With London Fashion Week 2019 drawing to a close, the internet and our social media feeds have been awash with all sorts of digital content from the catwalks. At Sledge, we’ve had our fair share of fashion videography experience, notably with our client Creative Head Magazine, which involves covering the intricacies of hair styling, makeup and wardrobe styling. So, what are our fashion videography top tips?
Choosing the right camera can make your work more versatile. If your shoot is going to be fast and dynamic with lots of different looks, you won’t want a big, heavy camera that’s hard to move and makes changing the setup time consuming. For example, on our fashion shoots, we often capture up to eight different looks, including hair prep, makeup, styling, behind the scenes and finally some video-specific content.
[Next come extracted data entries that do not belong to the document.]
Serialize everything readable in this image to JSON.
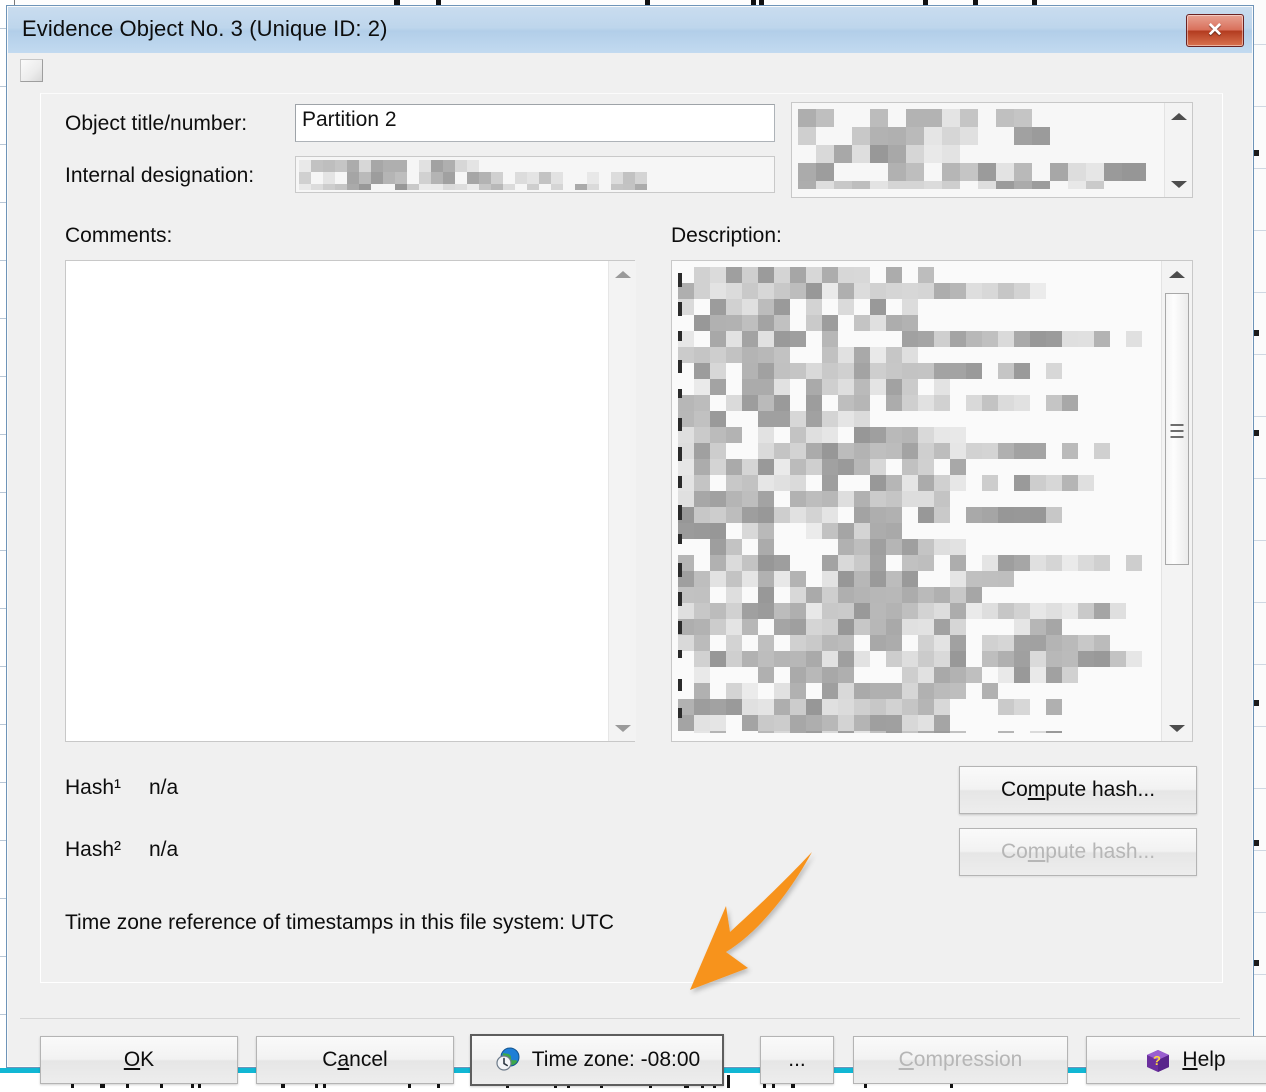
{
  "window": {
    "title": "Evidence Object No. 3 (Unique ID: 2)",
    "close_label": "✕",
    "close_icon": "close-icon"
  },
  "form": {
    "object_title_label": "Object title/number:",
    "object_title_value": "Partition 2",
    "object_title_placeholder": "",
    "internal_designation_label": "Internal designation:",
    "internal_designation_value": "",
    "comments_label": "Comments:",
    "comments_value": "",
    "description_label": "Description:"
  },
  "hashes": {
    "hash1_label": "Hash¹",
    "hash1_value": "n/a",
    "hash2_label": "Hash²",
    "hash2_value": "n/a",
    "compute_hash_1": "Compute hash...",
    "compute_hash_1_mnemonic": "m",
    "compute_hash_2": "Compute hash...",
    "compute_hash_2_mnemonic": "m"
  },
  "timezone_note": "Time zone reference of timestamps in this file system: UTC",
  "footer": {
    "ok": "OK",
    "ok_mnemonic": "O",
    "cancel": "Cancel",
    "cancel_mnemonic": "a",
    "timezone": "Time zone: -08:00",
    "timezone_icon": "globe-clock-icon",
    "ellipsis": "...",
    "compression": "Compression",
    "compression_mnemonic": "C",
    "help": "Help",
    "help_mnemonic": "H",
    "help_icon": "help-book-icon"
  },
  "annotation": {
    "arrow_icon": "orange-arrow-icon",
    "arrow_color": "#F7931E",
    "points_at": "timezone-button"
  },
  "colors": {
    "titlebar_top": "#c9dcef",
    "titlebar_bottom": "#c2daf0",
    "dialog_face": "#f0f0f0",
    "close_button": "#b33c20",
    "accent_bottom_strip": "#11b7d4",
    "annotation_orange": "#F7931E"
  }
}
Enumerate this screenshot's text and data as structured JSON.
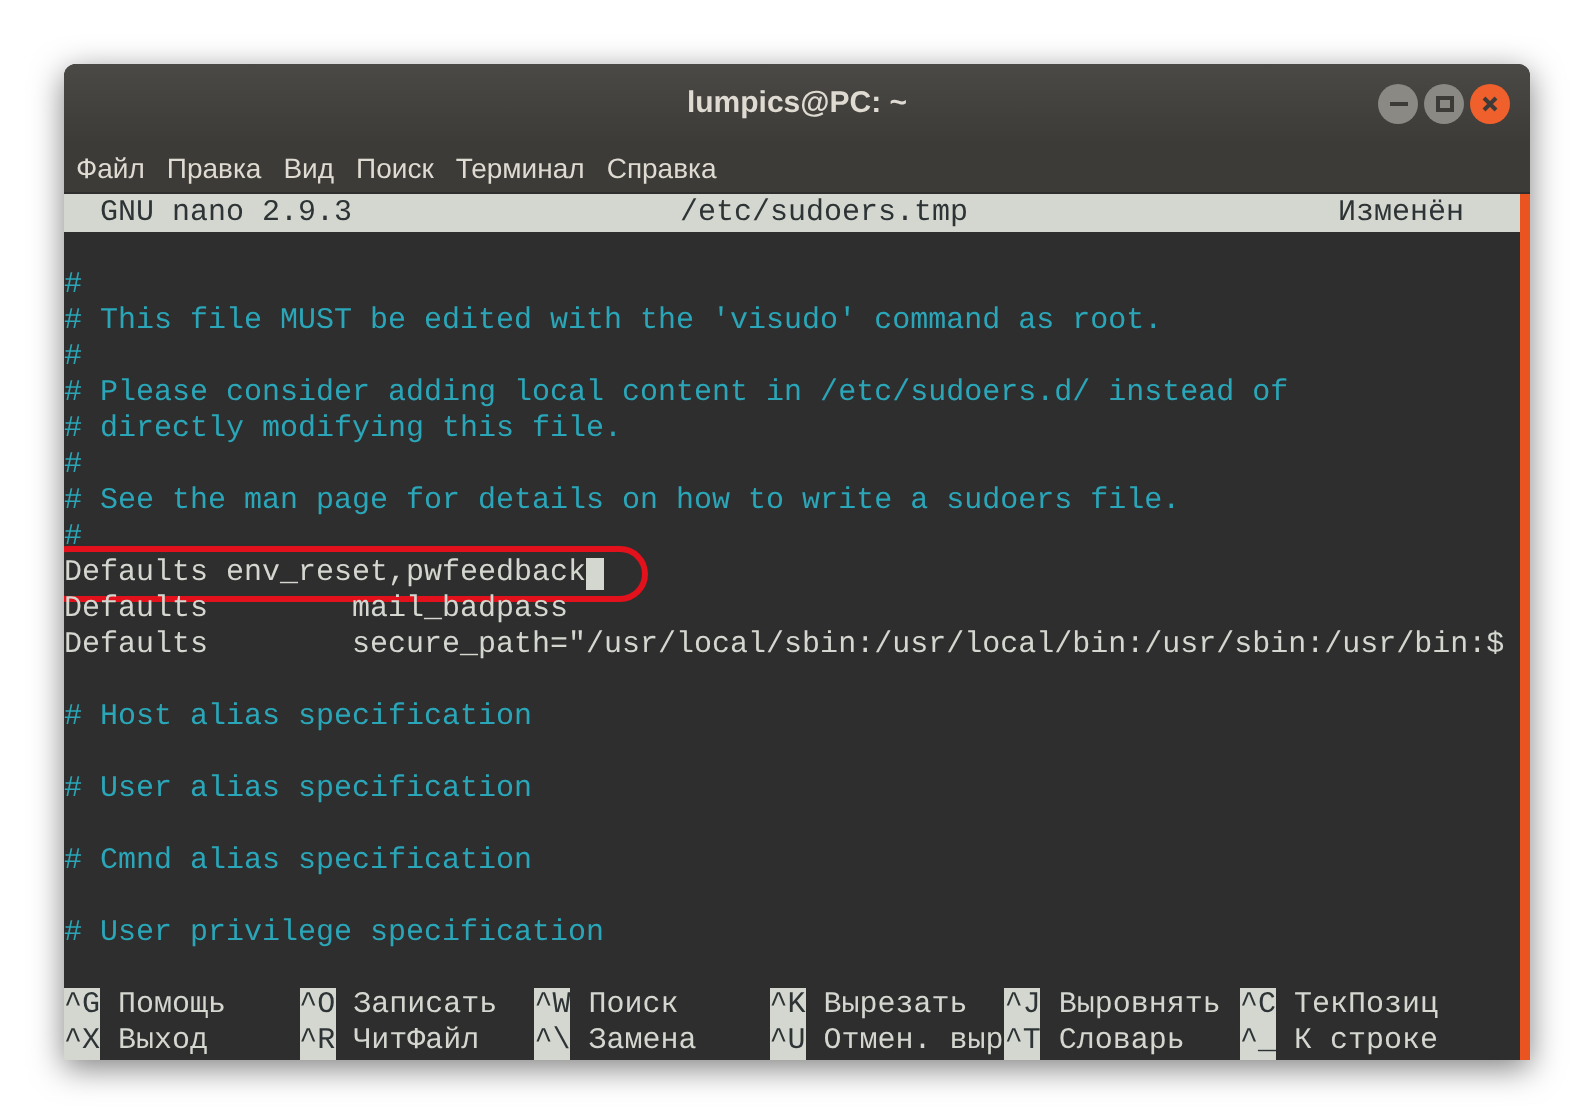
{
  "window": {
    "title": "lumpics@PC: ~"
  },
  "menu": [
    "Файл",
    "Правка",
    "Вид",
    "Поиск",
    "Терминал",
    "Справка"
  ],
  "header": {
    "version": "GNU nano 2.9.3",
    "file": "/etc/sudoers.tmp",
    "status": "Изменён"
  },
  "lines": [
    {
      "kind": "blank"
    },
    {
      "kind": "comment",
      "text": "#"
    },
    {
      "kind": "comment",
      "text": "# This file MUST be edited with the 'visudo' command as root."
    },
    {
      "kind": "comment",
      "text": "#"
    },
    {
      "kind": "comment",
      "text": "# Please consider adding local content in /etc/sudoers.d/ instead of"
    },
    {
      "kind": "comment",
      "text": "# directly modifying this file."
    },
    {
      "kind": "comment",
      "text": "#"
    },
    {
      "kind": "comment",
      "text": "# See the man page for details on how to write a sudoers file."
    },
    {
      "kind": "comment",
      "text": "#"
    },
    {
      "kind": "code",
      "text": "Defaults env_reset,pwfeedback",
      "highlighted": true,
      "cursor": true
    },
    {
      "kind": "code",
      "text": "Defaults        mail_badpass",
      "highlighted": false,
      "cursor": false
    },
    {
      "kind": "code",
      "text": "Defaults        secure_path=\"/usr/local/sbin:/usr/local/bin:/usr/sbin:/usr/bin:$",
      "highlighted": false,
      "cursor": false
    },
    {
      "kind": "blank"
    },
    {
      "kind": "comment",
      "text": "# Host alias specification"
    },
    {
      "kind": "blank"
    },
    {
      "kind": "comment",
      "text": "# User alias specification"
    },
    {
      "kind": "blank"
    },
    {
      "kind": "comment",
      "text": "# Cmnd alias specification"
    },
    {
      "kind": "blank"
    },
    {
      "kind": "comment",
      "text": "# User privilege specification"
    },
    {
      "kind": "blank"
    }
  ],
  "shortcuts": [
    [
      {
        "key": "^G",
        "label": "Помощь"
      },
      {
        "key": "^O",
        "label": "Записать"
      },
      {
        "key": "^W",
        "label": "Поиск"
      },
      {
        "key": "^K",
        "label": "Вырезать"
      },
      {
        "key": "^J",
        "label": "Выровнять"
      },
      {
        "key": "^C",
        "label": "ТекПозиц"
      }
    ],
    [
      {
        "key": "^X",
        "label": "Выход"
      },
      {
        "key": "^R",
        "label": "ЧитФайл"
      },
      {
        "key": "^\\",
        "label": "Замена"
      },
      {
        "key": "^U",
        "label": "Отмен. выр"
      },
      {
        "key": "^T",
        "label": "Словарь"
      },
      {
        "key": "^_",
        "label": "К строке"
      }
    ]
  ]
}
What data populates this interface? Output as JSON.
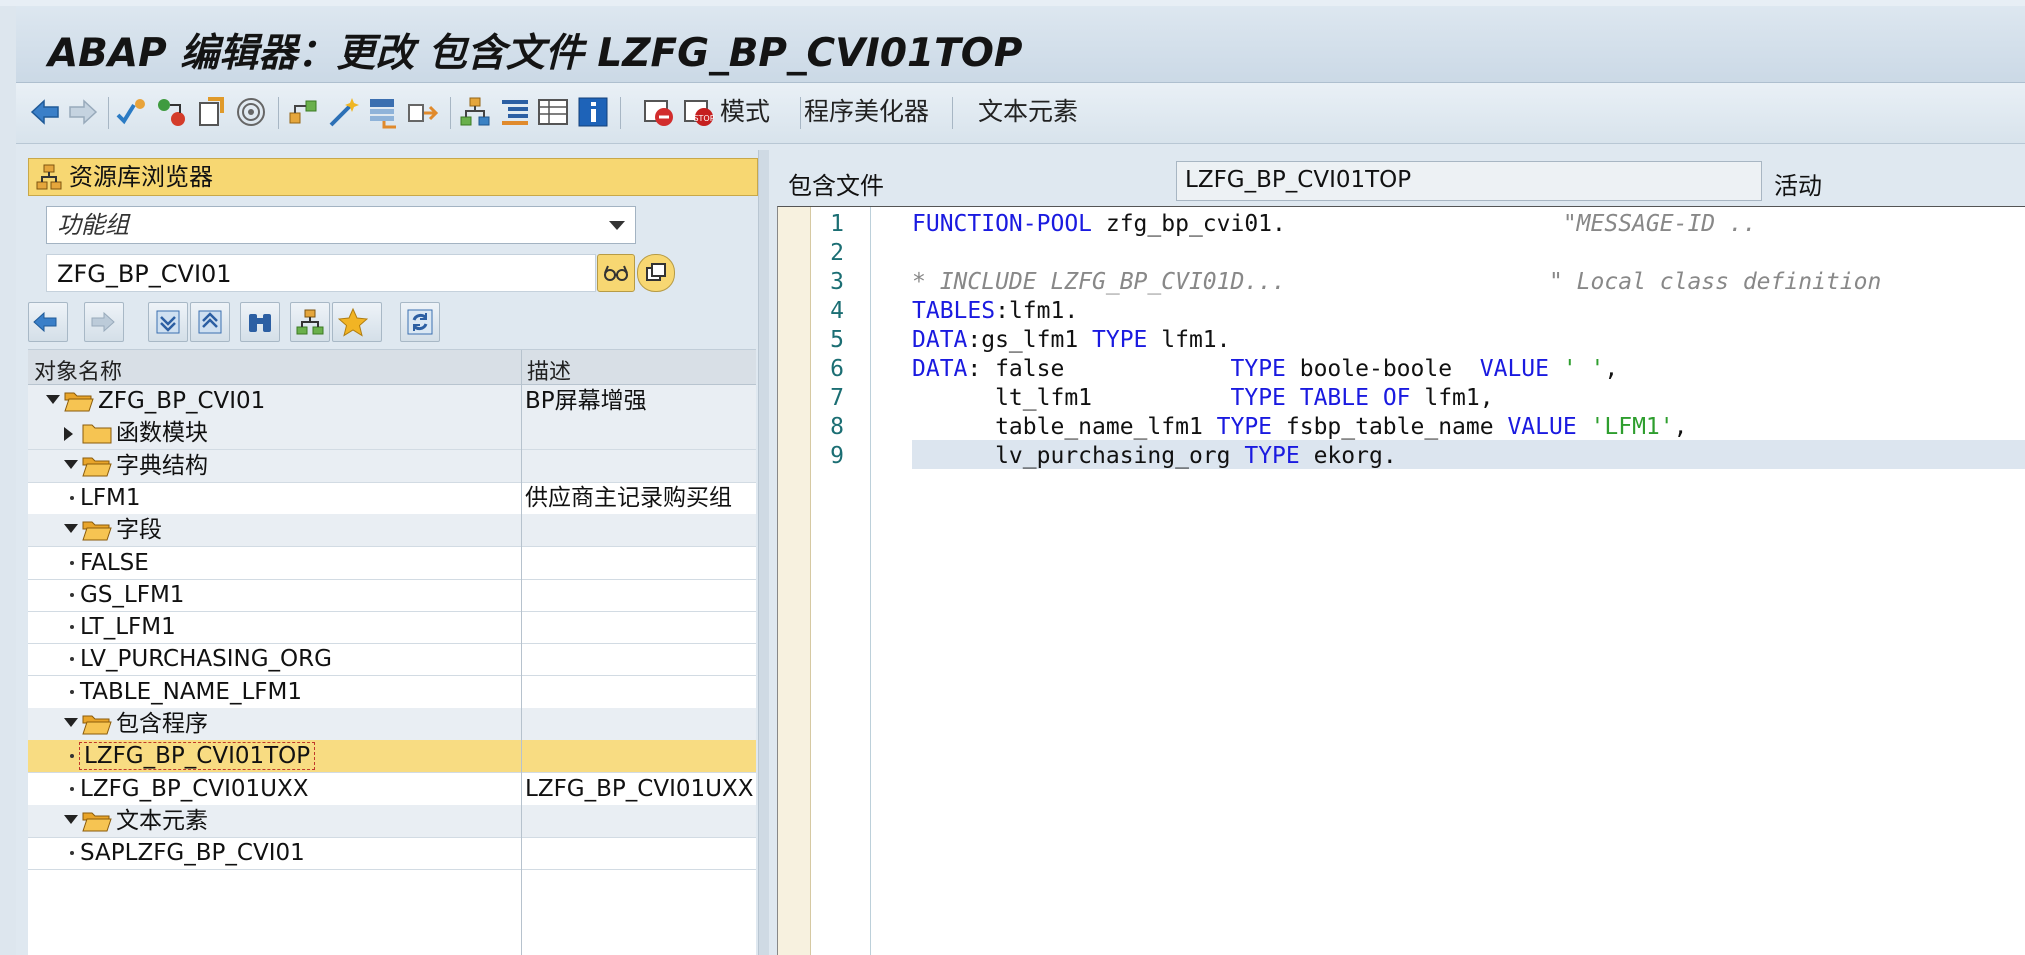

This requires a flexible camera setup. Our weapon of choice for the main camera is often a Sony 35mm such as the FS7 or FS5, and the full frame Sony A7S ii for the secondary camera. These are quick to set up and easy to work with, allow us to shoot up to 4K resolution and in a great codec that allows for flexible colour grading.
Light for the mood of the shoot and the type of ‘product’ you’re shooting. In our case, when shooting for a hair magazine, we use soft LED lights. The light wraps around the model’s hair in a less harsh way and provides a more subtle lighting solution and look. Using harsher Fresnel spotlights can often be too hard, and it offers less ‘on the fly’ control. With the Kino Flo LED lights we use at Sledge, we can control the colour temperature and brightness at the touch of a button, with no need for gels and diffusion paper.
Choose an appropriate location and use it to your advantage. Think about when and where you want to shoot. Interior or exterior? Studio or purpose location? Day or night? Do you want it to match or contrast with the product?
If you’re shooting something more edgy, go for a more industrial setting. If it’s something modern and clean cut, then a white studio with an infinity wall can work well.
Use the location to your advantage
How can you get the most out of your location? On a recent shoot, we were filming in front of a white infinity wall to capture the photographer in action for a behind-the-scenes look at the shoot. But to differentiate, we filmed the ‘video’ segment in front of a large metal loading bay door. This provided an edgy and industrial look, which was in contrast to the clean white backdrop. The difference helped us to segment the narrative.
The colour grade
The colour grade is key to the final look of the film. Often you want your colour palate to compliment the clothing or looks. For example, if you are shooting a modern look, you would allow for more blue tones to bleed through in the colour grade. Black and white can be good to differentiate sections of the film. We often use black and white to indicate behind the scenes segments, e.g. footage of the photographer in action or hair prep.
Music will set the pace and inform the mood of your film. It’s important to consider the tempo, style and genre of music when shooting for fashion. Often we use a laidback electronic sound to compliment slow motion shots, which still gives us a consistent beat to cut the footage to in the edit.